Which way next for IoT startup innovators? The road ahead is beset with challenges, so could accelerator initiatives like Startupbootcamp IoT | Connected Devices be the answer? Image Credit: Adrian Bridgwater

Startupbootcamp, does the shoe fit IoT innovation?

Startupbootcamp, the largest startup accelerator in Europe, is hosting demonstration events now specifically dedicated to examining the Internet of Things (IoT)… could this kind of gathering help fuel innovation and software developer excellence in the IoT space?

Does the shoe fit?

Is the IoT space an appropriate experimentation ground for startups? Do the fragmented standards circling the still-nascent vortex of the IoT put off entrepreneurs? Do the flakey IoT security incompatibilities and inconsistencies make the IoT a dangerous area for startups to dip their toes into?

Well, in a word, no, apparently not.

This (at least on the surface) seems to be the case in light of the Startupbootcamp IoT | Connected Devices being staged in London this January 2017. But what is it, why does it matter and what trends could this point us towards?

Startupbootcamp IoT | Connected Devices

As an event then, Startupbootcamp IoT | Connected Devices is a dedicated accelerator for startups working on smart connected device innovations.

The organization behind this event splits the IoT into two distinct streams:

  1. Consumer IoT — in the shape of wearables, assisted living and connected homes.
  2. Industrial IoT — in the shape of smart environment, smart factories and smart retail.

According to the promo information, the body here provides funding, mentorship, office space in London and access to a global network of corporate partners, mentors, investors and VCs for up to 10 selected Internet of Things (IoT) startups across the globe in a three month program.

The demo day itself represents the culmination of a three month accelerator program and will involve all nine of the IoT device program’s startups pitching their companies and IoT innovations to a room full of investors, mentors and partners.

“In the past three months we have been working alongside nine startups who really are making the future. Each team blends high-quality engineering and technical ability with strong business experience, something which is essential to any startup pushing IoT forward. They’ve worked very hard but this is just the beginning for them. We’re looking forward to supporting them in the coming years and will be working hard in the next few months to help them secure their first round of funding and grow their customer base through successful pilot programmes and corporate partnerships,” said Startupbootcamp MD Raph Crouan.
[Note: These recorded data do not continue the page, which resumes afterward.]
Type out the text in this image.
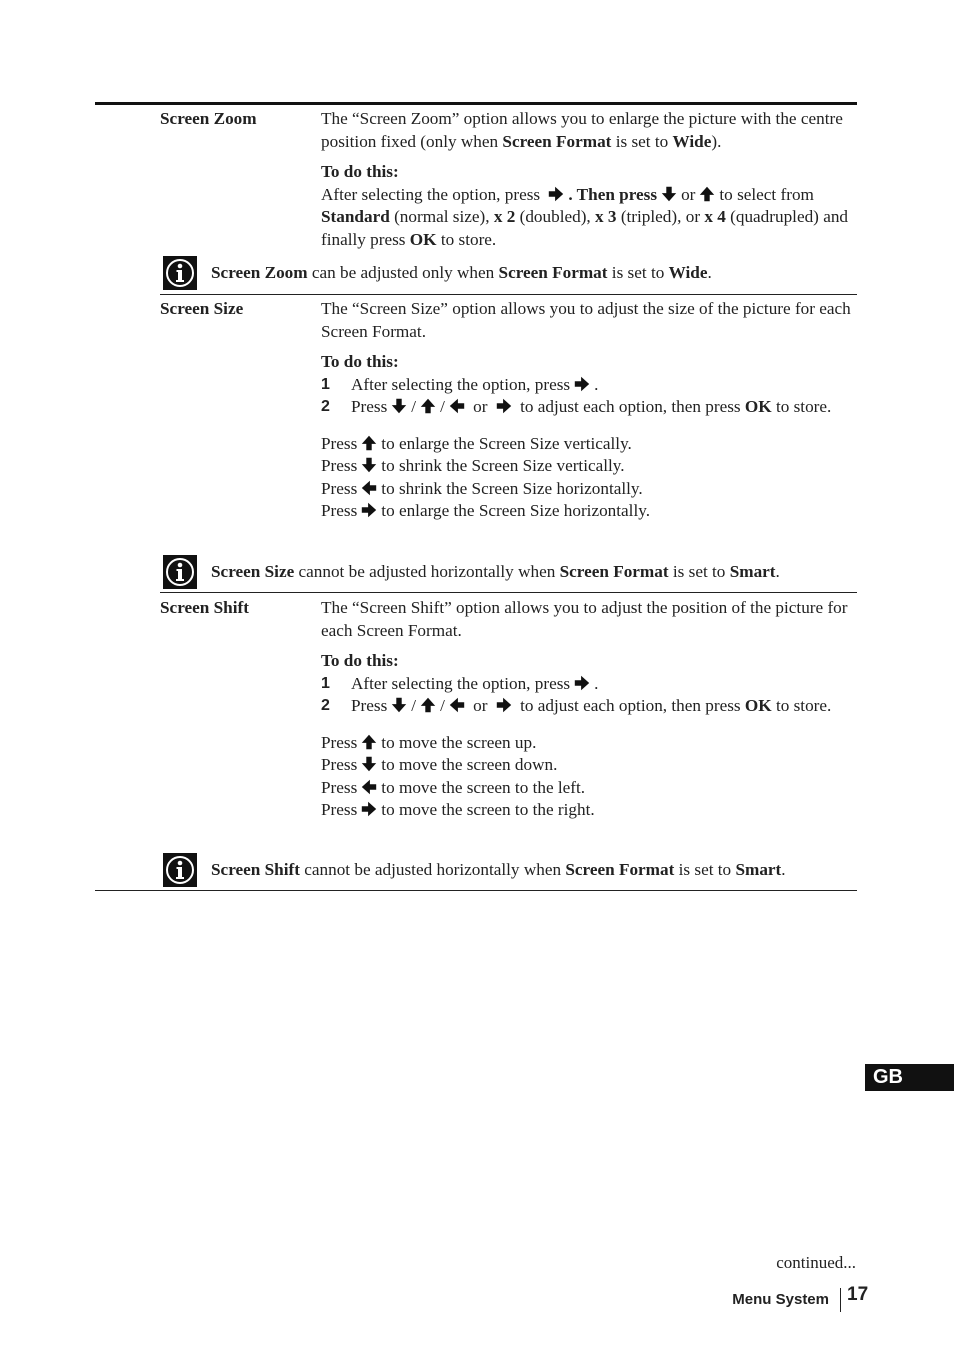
Screen Zoom	The “Screen Zoom” option allows you to enlarge the picture with the centre position fixed (only when Screen Format is set to Wide).

To do this:

After selecting the option, press . Then press or to select from Standard (normal size), x 2 (doubled), x 3 (tripled), or x 4 (quadrupled) and finally press OK to store.

Screen Zoom can be adjusted only when Screen Format is set to Wide.
Screen Size	The “Screen Size” option allows you to adjust the size of the picture for each Screen Format.

To do this:

1 After selecting the option, press .
2 Press / / or to adjust each option, then press OK to store.
Press to enlarge the Screen Size vertically.
Press to shrink the Screen Size vertically.
Press to shrink the Screen Size horizontally.
Press to enlarge the Screen Size horizontally.
Screen Size cannot be adjusted horizontally when Screen Format is set to Smart.
Screen Shift	The “Screen Shift” option allows you to adjust the position of the picture for each Screen Format.

To do this:

1 After selecting the option, press .
2 Press / / or to adjust each option, then press OK to store.
Press to move the screen up.
Press to move the screen down.
Press to move the screen to the left.
Press to move the screen to the right.
Screen Shift cannot be adjusted horizontally when Screen Format is set to Smart.
GB
continued...
Menu System 17
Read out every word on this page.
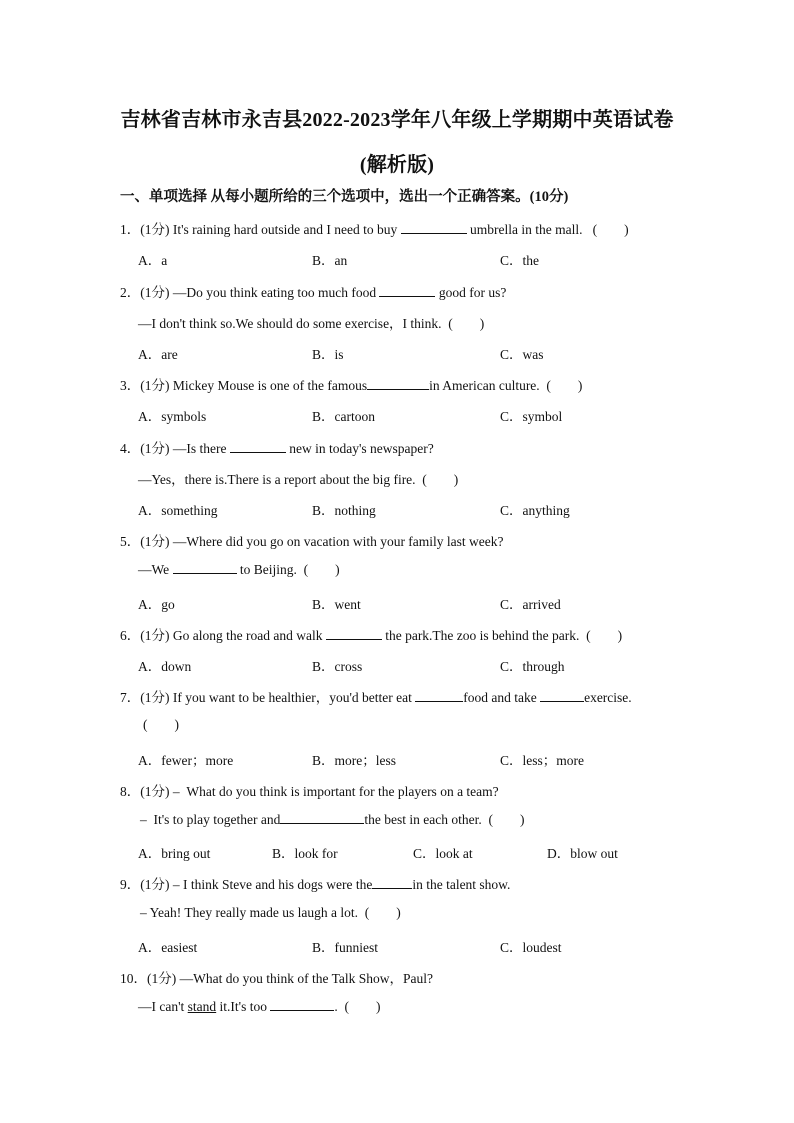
吉林省吉林市永吉县2022-2023学年八年级上学期期中英语试卷
(解析版)
一、单项选择 从每小题所给的三个选项中，选出一个正确答案。(10分)
1．(1分) It's raining hard outside and I need to buy	umbrella in the mall.   (        )
A．a	B．an	C．the
2．(1分) —Do you think eating too much food	good for us?
—I don't think so.We should do some exercise，I think.  (        )
A．are	B．is	C．was
3．(1分) Mickey Mouse is one of the famous	in American culture.  (        )
A．symbols	B．cartoon	C．symbol
4．(1分) —Is there	new in today's newspaper?
—Yes，there is.There is a report about the big fire.  (        )
A．something	B．nothing	C．anything
5．(1分) —Where did you go on vacation with your family last week?
—We	to Beijing.  (        )
A．go	B．went	C．arrived
6．(1分) Go along the road and walk	the park.The zoo is behind the park.  (        )
A．down	B．cross	C．through
7．(1分) If you want to be healthier，you'd better eat	food and take	exercise.
(        )
A．fewer；more	B．more；less	C．less；more
8．(1分) –  What do you think is important for the players on a team?
–  It's to play together and	the best in each other.  (        )
A．bring out	B．look for	C．look at	D．blow out
9．(1分) – I think Steve and his dogs were the	in the talent show.
– Yeah! They really made us laugh a lot.  (        )
A．easiest	B．funniest	C．loudest
10．(1分) —What do you think of the Talk Show，Paul?
—I can't stand it.It's too	.  (        )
“Based on what we’re witnessing at Startupbootcamp IoT | Connected Devices I’m expecting to see the internet of things (IoT) advance in four ways this year with more B2B and industrial solutions, better home automation, the next generation of connected devices, and the development of underlying IoT-enabling technology,” added Crouan.

The IoT is all about startups

In reality, the IoT is massively populated with startups. Although we probably hear more about higher level IoT strategy (and, indeed, products) from bigger blue chip names in this space… the IoT itself already has a rich history in terms of its successes.
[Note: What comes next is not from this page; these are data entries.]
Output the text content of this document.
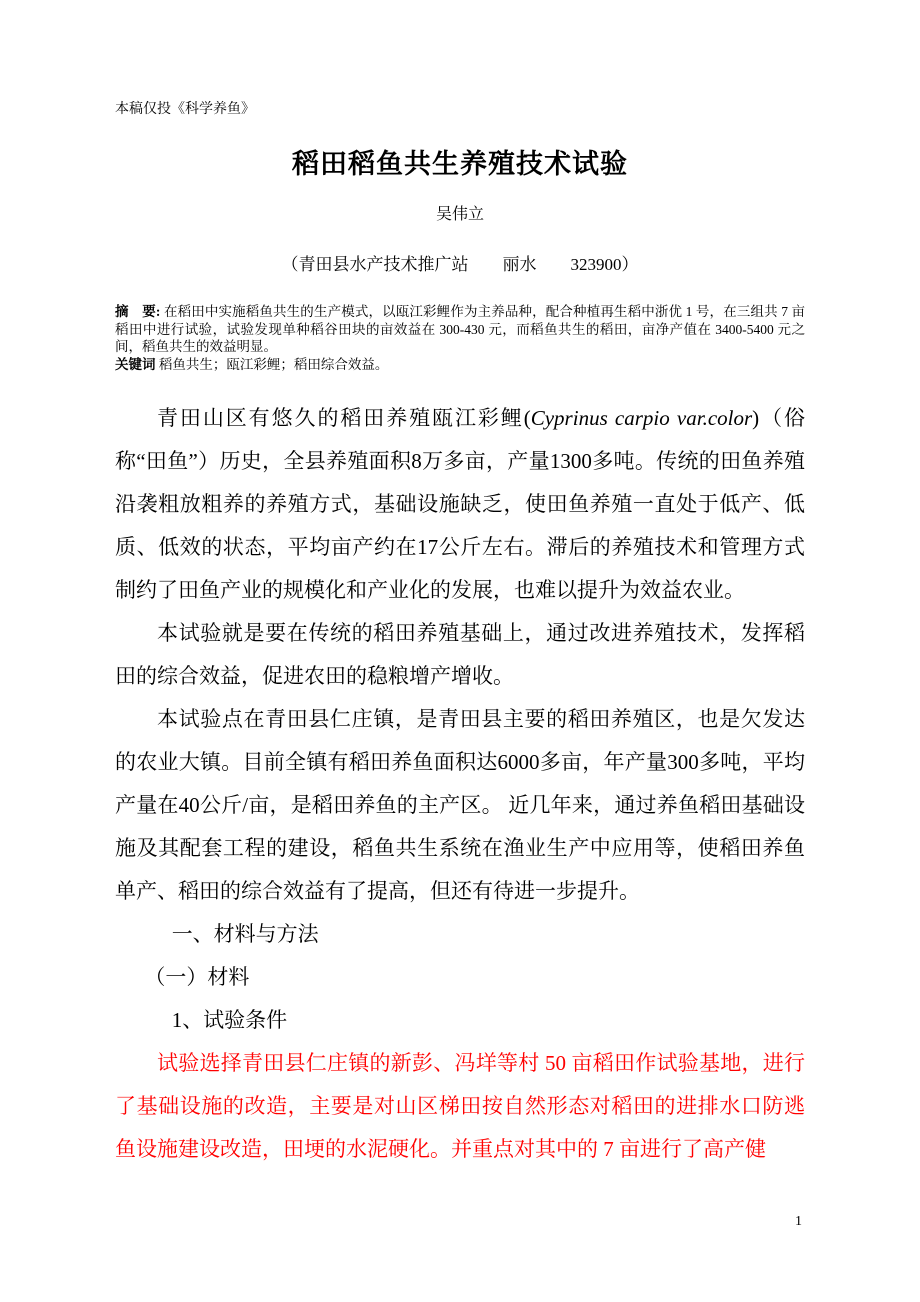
本稿仅投《科学养鱼》
稻田稻鱼共生养殖技术试验
吴伟立
（青田县水产技术推广站　　丽水　　323900）
摘　要: 在稻田中实施稻鱼共生的生产模式，以瓯江彩鲤作为主养品种，配合种植再生稻中浙优 1 号，在三组共 7 亩稻田中进行试验，试验发现单种稻谷田块的亩效益在 300-430 元，而稻鱼共生的稻田，亩净产值在 3400-5400 元之间，稻鱼共生的效益明显。
关键词 稻鱼共生；瓯江彩鲤；稻田综合效益。

青田山区有悠久的稻田养殖瓯江彩鲤(Cyprinus carpio var.color)（俗称“田鱼”）历史，全县养殖面积8万多亩，产量1300多吨。传统的田鱼养殖沿袭粗放粗养的养殖方式，基础设施缺乏，使田鱼养殖一直处于低产、低质、低效的状态，平均亩产约在17公斤左右。滞后的养殖技术和管理方式制约了田鱼产业的规模化和产业化的发展，也难以提升为效益农业。

本试验就是要在传统的稻田养殖基础上，通过改进养殖技术，发挥稻田的综合效益，促进农田的稳粮增产增收。

本试验点在青田县仁庄镇，是青田县主要的稻田养殖区，也是欠发达的农业大镇。目前全镇有稻田养鱼面积达6000多亩，年产量300多吨，平均产量在40公斤/亩，是稻田养鱼的主产区。 近几年来，通过养鱼稻田基础设施及其配套工程的建设，稻鱼共生系统在渔业生产中应用等，使稻田养鱼单产、稻田的综合效益有了提高，但还有待进一步提升。

一、材料与方法

（一）材料

1、试验条件

试验选择青田县仁庄镇的新彭、冯垟等村 50 亩稻田作试验基地，进行了基础设施的改造，主要是对山区梯田按自然形态对稻田的进排水口防逃鱼设施建设改造，田埂的水泥硬化。并重点对其中的 7 亩进行了高产健

1
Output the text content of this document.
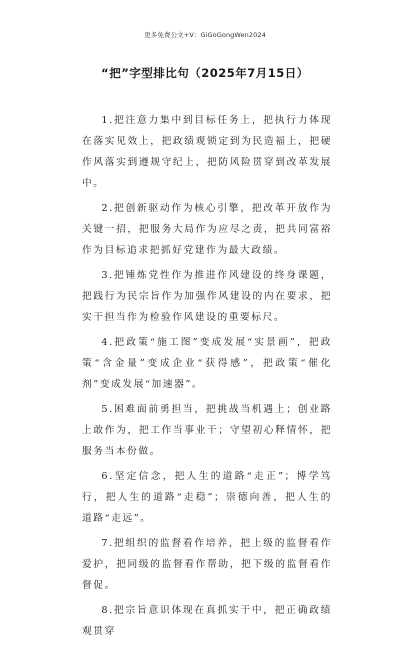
更多免费公文+V：GiGoGongWen2024
“把”字型排比句（2025年7月15日）

1.把注意力集中到目标任务上，把执行力体现在落实见效上，把政绩观锁定到为民造福上，把硬作风落实到遵规守纪上，把防风险贯穿到改革发展中。

2.把创新驱动作为核心引擎，把改革开放作为关键一招，把服务大局作为应尽之责，把共同富裕作为目标追求把抓好党建作为最大政绩。

3.把锤炼党性作为推进作风建设的终身课题，把践行为民宗旨作为加强作风建设的内在要求，把实干担当作为检验作风建设的重要标尺。

4.把政策“施工图”变成发展“实景画”，把政策“含金量”变成企业“获得感”，把政策“催化剂”变成发展“加速器”。

5.困难面前勇担当，把挑战当机遇上；创业路上敢作为，把工作当事业干；守望初心释情怀，把服务当本份做。

6.坚定信念，把人生的道路“走正”；博学笃行，把人生的道路“走稳”；崇德向善，把人生的道路“走远”。

7.把组织的监督看作培养，把上级的监督看作爱护，把同级的监督看作帮助，把下级的监督看作督促。

8.把宗旨意识体现在真抓实干中，把正确政绩观贯穿
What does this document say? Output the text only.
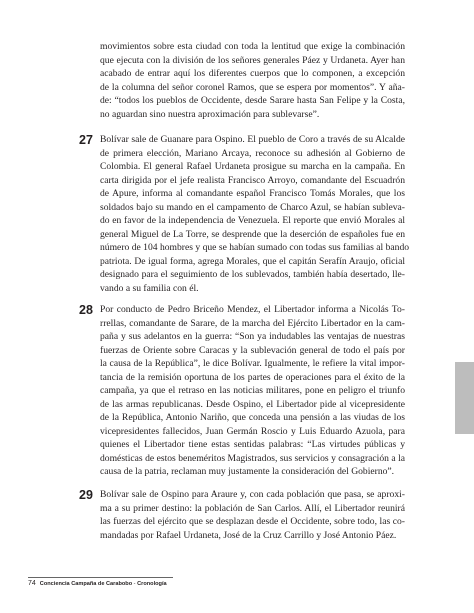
movimientos sobre esta ciudad con toda la lentitud que exige la combinación
que ejecuta con la división de los señores generales Páez y Urdaneta. Ayer han
acabado de entrar aquí los diferentes cuerpos que lo componen, a excepción
de la columna del señor coronel Ramos, que se espera por momentos”. Y aña-
de: “todos los pueblos de Occidente, desde Sarare hasta San Felipe y la Costa,
no aguardan sino nuestra aproximación para sublevarse”.
27 Bolívar sale de Guanare para Ospino. El pueblo de Coro a través de su Alcalde
de primera elección, Mariano Arcaya, reconoce su adhesión al Gobierno de
Colombia. El general Rafael Urdaneta prosigue su marcha en la campaña. En
carta dirigida por el jefe realista Francisco Arroyo, comandante del Escuadrón
de Apure, informa al comandante español Francisco Tomás Morales, que los
soldados bajo su mando en el campamento de Charco Azul, se habían subleva-
do en favor de la independencia de Venezuela. El reporte que envió Morales al
general Miguel de La Torre, se desprende que la deserción de españoles fue en
número de 104 hombres y que se habían sumado con todas sus familias al bando
patriota. De igual forma, agrega Morales, que el capitán Serafín Araujo, oficial
designado para el seguimiento de los sublevados, también había desertado, lle-
vando a su familia con él.
28 Por conducto de Pedro Briceño Mendez, el Libertador informa a Nicolás To-
rrellas, comandante de Sarare, de la marcha del Ejército Libertador en la cam-
paña y sus adelantos en la guerra: “Son ya indudables las ventajas de nuestras
fuerzas de Oriente sobre Caracas y la sublevación general de todo el país por
la causa de la República”, le dice Bolívar. Igualmente, le refiere la vital impor-
tancia de la remisión oportuna de los partes de operaciones para el éxito de la
campaña, ya que el retraso en las noticias militares, pone en peligro el triunfo
de las armas republicanas. Desde Ospino, el Libertador pide al vicepresidente
de la República, Antonio Nariño, que conceda una pensión a las viudas de los
vicepresidentes fallecidos, Juan Germán Roscio y Luis Eduardo Azuola, para
quienes el Libertador tiene estas sentidas palabras: “Las virtudes públicas y
domésticas de estos beneméritos Magistrados, sus servicios y consagración a la
causa de la patria, reclaman muy justamente la consideración del Gobierno”.
29 Bolívar sale de Ospino para Araure y, con cada población que pasa, se aproxi-
ma a su primer destino: la población de San Carlos. Allí, el Libertador reunirá
las fuerzas del ejército que se desplazan desde el Occidente, sobre todo, las co-
mandadas por Rafael Urdaneta, José de la Cruz Carrillo y José Antonio Páez.
74 Conciencia Campaña de Carabobo - Cronología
Firms like Evrything are a prime example. This IoT player went from a two-person startup to a multi-million dollar operation in a comparatively short time period with its Platform-as-a-Service offering for IoT-centric software developers.

For want of another good example (and there are many), look at KisanHub for the farming industry.

KisanHub blends diverse datasets like farm operations records, weather, irrigation, agro-chemical applications, satellite and drone imagery, data about commodities, soil and farm machinery, among others, to provide data-driven decision points. Sounds big picture right? But it was an IoT startup before it was an established company.

You want one more? How about Seamless, the firm was set up by two guys… Dan Frost and Tim Carr (the pair had run a successful digital agency for over a decade). The firm now makes what it calls ‘the car alarm, reinvented’, which allows users to log into an app and see where their car is.

So yes, startups can do pretty well in the IoT space.

Dragon’s Den / Shark Tank promise

Startupbootcamp IoT | Connected Devices promises that it only asks for 6% equity and doesn’t take board seats or get preferred shares.